I'm ending 2020 without reaching my goal. But I did learn some other important things.

(On mobile, sorry for formatting lol)

What I wanted to happen was to end the year at my first goal weight: 199lbs. I am a 5’0” 25 year old woman, and I started 2020 off with a weight of 250.9lbs. And as it stands, I’m going to be ending 2020 in 204.9lbs. I had so many slip-ups in regards to my health. I have a myriad of mental health problems, with eating disorders also thrown into the mix. Something at the beginning of the year just clicked with me, that I had to make a change for the better regarding my eating habits and my health habits.

I can’t possibly tell you what happened to make me change, or how it came to be. I just woke up one day and decided that I wasn’t going to be unhappy with my weight or with myself anymore so I started to make a change. I took an honest look at myself, and decided that if I was going to make this into full-on lifestyle change, then I’d start with the bane of all of my previous attempts: food. I decided not to look at it from the point of view of a diet. I looked at it from the lifestyle angle, and I told myself that I would not do super restrictive diets like keto (nothing against it or the people that do it; it just genuinely is not for me. You do you!) I would allow myself things like fruits, pasta, the occasional red meat, and if I was going to start eating vegetables, I’d go for the ones I do like and modify those to suit my needs. I would count calories but if I wanted a particular treat (usually a low-cal ice cream or a savory snack), I’d log that in first and work the rest of my meals around it. I want to enjoy the process, not suffer.

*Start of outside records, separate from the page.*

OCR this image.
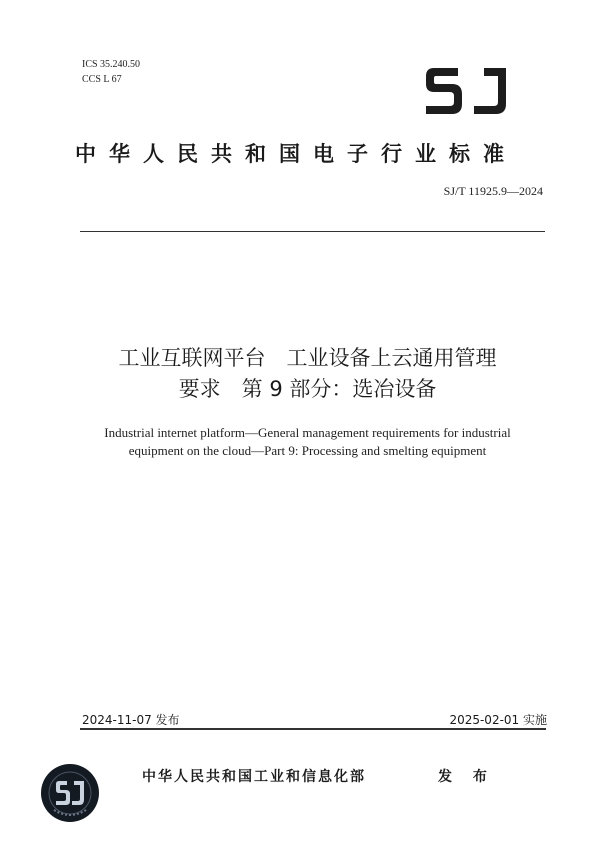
ICS 35.240.50
CCS L 67
中华人民共和国电子行业标准
SJ/T 11925.9—2024
工业互联网平台　工业设备上云通用管理
要求　第 9 部分：选冶设备
Industrial internet platform—General management requirements for industrial
equipment on the cloud—Part 9: Processing and smelting equipment
2024-11-07 发布	2025-02-01 实施
中华人民共和国工业和信息化部	发 布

So after about 3 months of not lifting a finger to exercise, the weight melted off, and I started to incorporate exercise. This made it more difficult… I felt hungrier lol. I wanted to ravage everything in my way but I managed to stay strong.

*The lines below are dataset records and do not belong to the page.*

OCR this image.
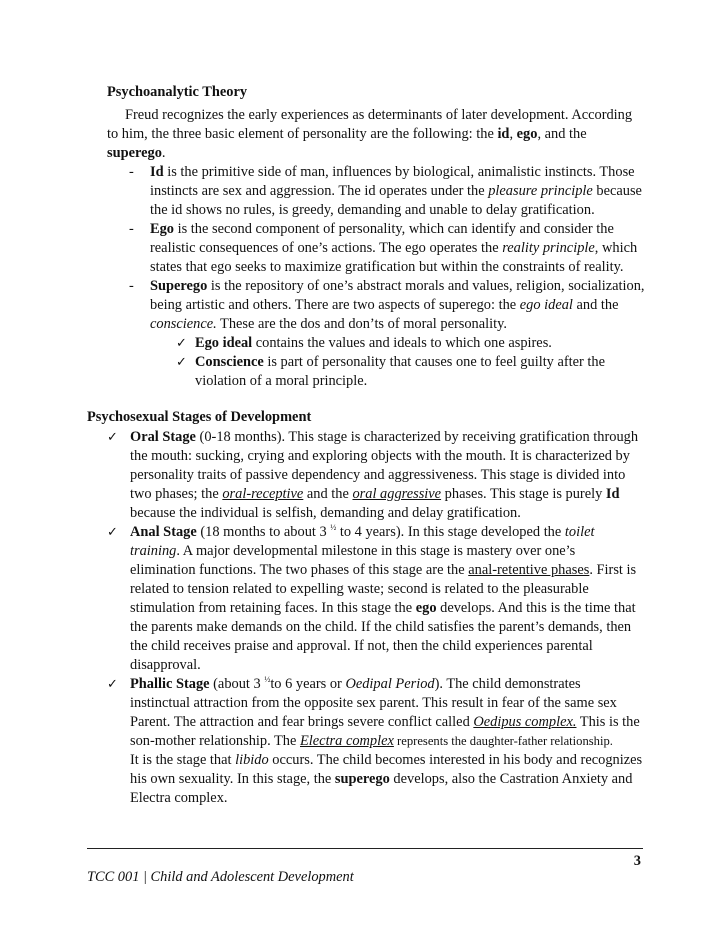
Psychoanalytic Theory
Freud recognizes the early experiences as determinants of later development. According
to him, the three basic element of personality are the following: the id, ego, and the
superego.
- Id is the primitive side of man, influences by biological, animalistic instincts. Those
instincts are sex and aggression. The id operates under the pleasure principle because
the id shows no rules, is greedy, demanding and unable to delay gratification.
- Ego is the second component of personality, which can identify and consider the
realistic consequences of one’s actions. The ego operates the reality principle, which
states that ego seeks to maximize gratification but within the constraints of reality.
- Superego is the repository of one’s abstract morals and values, religion, socialization,
being artistic and others. There are two aspects of superego: the ego ideal and the
conscience. These are the dos and don’ts of moral personality.
✓ Ego ideal contains the values and ideals to which one aspires.
✓ Conscience is part of personality that causes one to feel guilty after the
violation of a moral principle.
Psychosexual Stages of Development
✓ Oral Stage (0-18 months). This stage is characterized by receiving gratification through
the mouth: sucking, crying and exploring objects with the mouth. It is characterized by
personality traits of passive dependency and aggressiveness. This stage is divided into
two phases; the oral-receptive and the oral aggressive phases. This stage is purely Id
because the individual is selfish, demanding and delay gratification.
✓ Anal Stage (18 months to about 3 $^{\frac{1}{2}}$ to 4 years). In this stage developed the toilet
training. A major developmental milestone in this stage is mastery over one’s
elimination functions. The two phases of this stage are the anal-retentive phases. First is
related to tension related to expelling waste; second is related to the pleasurable
stimulation from retaining faces. In this stage the ego develops. And this is the time that
the parents make demands on the child. If the child satisfies the parent’s demands, then
the child receives praise and approval. If not, then the child experiences parental
disapproval.
✓ Phallic Stage (about 3 $^{\frac{1}{2}}$to 6 years or Oedipal Period). The child demonstrates
instinctual attraction from the opposite sex parent. This result in fear of the same sex
Parent. The attraction and fear brings severe conflict called Oedipus complex. This is the
son-mother relationship. The Electra complex represents the daughter-father relationship.
It is the stage that libido occurs. The child becomes interested in his body and recognizes
his own sexuality. In this stage, the superego develops, also the Castration Anxiety and
Electra complex.
3
TCC 001 | Child and Adolescent Development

I had so many mistakes. This past month alone was a whole-ass mistake in terms of my eating habits. I know I’m not finishing the year at the goal weight I set for myself to have by December 31st. And you know what? That’s okay. At least, that’s what I tell myself. And to make me feel like it’s okay, I remember that in 2020 I:

  • Fell in love with yoga. To me, yoga (especially vinyasa) gives me the combination of mild cardio, with muscle building, and flexibility all rolled into one. My arms, legs, and core strength is abysmal, but I’ve gotten better little by little. I’d never fallen in love with an exercise before yoga.

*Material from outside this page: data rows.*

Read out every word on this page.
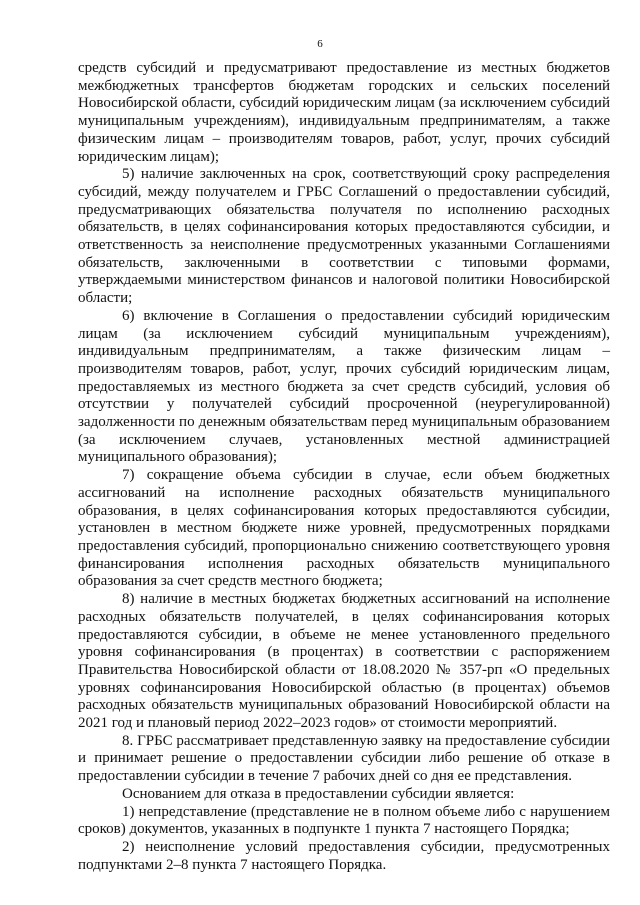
6

средств субсидий и предусматривают предоставление из местных бюджетов межбюджетных трансфертов бюджетам городских и сельских поселений Новосибирской области, субсидий юридическим лицам (за исключением субсидий муниципальным учреждениям), индивидуальным предпринимателям, а также физическим лицам – производителям товаров, работ, услуг, прочих субсидий юридическим лицам);

5) наличие заключенных на срок, соответствующий сроку распределения субсидий, между получателем и ГРБС Соглашений о предоставлении субсидий, предусматривающих обязательства получателя по исполнению расходных обязательств, в целях софинансирования которых предоставляются субсидии, и ответственность за неисполнение предусмотренных указанными Соглашениями обязательств, заключенными в соответствии с типовыми формами, утверждаемыми министерством финансов и налоговой политики Новосибирской области;

6) включение в Соглашения о предоставлении субсидий юридическим лицам (за исключением субсидий муниципальным учреждениям), индивидуальным предпринимателям, а также физическим лицам – производителям товаров, работ, услуг, прочих субсидий юридическим лицам, предоставляемых из местного бюджета за счет средств субсидий, условия об отсутствии у получателей субсидий просроченной (неурегулированной) задолженности по денежным обязательствам перед муниципальным образованием (за исключением случаев, установленных местной администрацией муниципального образования);

7) сокращение объема субсидии в случае, если объем бюджетных ассигнований на исполнение расходных обязательств муниципального образования, в целях софинансирования которых предоставляются субсидии, установлен в местном бюджете ниже уровней, предусмотренных порядками предоставления субсидий, пропорционально снижению соответствующего уровня финансирования исполнения расходных обязательств муниципального образования за счет средств местного бюджета;

8) наличие в местных бюджетах бюджетных ассигнований на исполнение расходных обязательств получателей, в целях софинансирования которых предоставляются субсидии, в объеме не менее установленного предельного уровня софинансирования (в процентах) в соответствии с распоряжением Правительства Новосибирской области от 18.08.2020 № 357-рп «О предельных уровнях софинансирования Новосибирской областью (в процентах) объемов расходных обязательств муниципальных образований Новосибирской области на 2021 год и плановый период 2022–2023 годов» от стоимости мероприятий.

8. ГРБС рассматривает представленную заявку на предоставление субсидии и принимает решение о предоставлении субсидии либо решение об отказе в предоставлении субсидии в течение 7 рабочих дней со дня ее представления.

Основанием для отказа в предоставлении субсидии является:

1) непредставление (представление не в полном объеме либо с нарушением сроков) документов, указанных в подпункте 1 пункта 7 настоящего Порядка;

2) неисполнение условий предоставления субсидии, предусмотренных подпунктами 2–8 пункта 7 настоящего Порядка.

  • I lost 46.3lbs. That number is insane to me. I never thought I’d have the ability to lose 5lbs, let alone 46.3.

  • I became more mindful of my health and my habits. I am hyperaware of what I put into my body. I don’t stress over it, not anymore, but I acknowledge what I am eating and how it makes me feel afterwards.

  • Food is fuel. But it’s also something to love and enjoy.

  • I started therapy to heal from my abuse and manage my PTSD. It’s going great.

  • I got accepted into the forensics science B.S. program I’d been working towards all of 2019.

  • I’ve accepted falling and failing. It takes me a bit, but I’ve learned to get back up on the wagon.

  • I am my own worst enemy. Therapy has helped.

  • Started a new crochet hobby. It’s been wonderful for me.

  • Finally have come to accept how important the role of patience is in weight loss.

So if someone’s on the same boat as me, please don’t give up! Don’t be discouraged because you didn’t hit the “ultimate” goal you set for yourself. I encourage you to look back, and think on all the other things you’ve accomplished; whether it involves your own weight loss journey or your personal life or your academic life or what-have-you, there’s always something to look back on and reflect, to be proud of, or to acknowledge and take with you into the next year. I know that my newest goal in 2020 is go from 204.6lbs to at least 150lbs. It’ll take a bit, but I’ll get there.

Sorry, this was so long. I hope everyone has a better 2021, and I hope you all reach your goals. We’re all floating in the same ocean, we just have different boats to get to land :).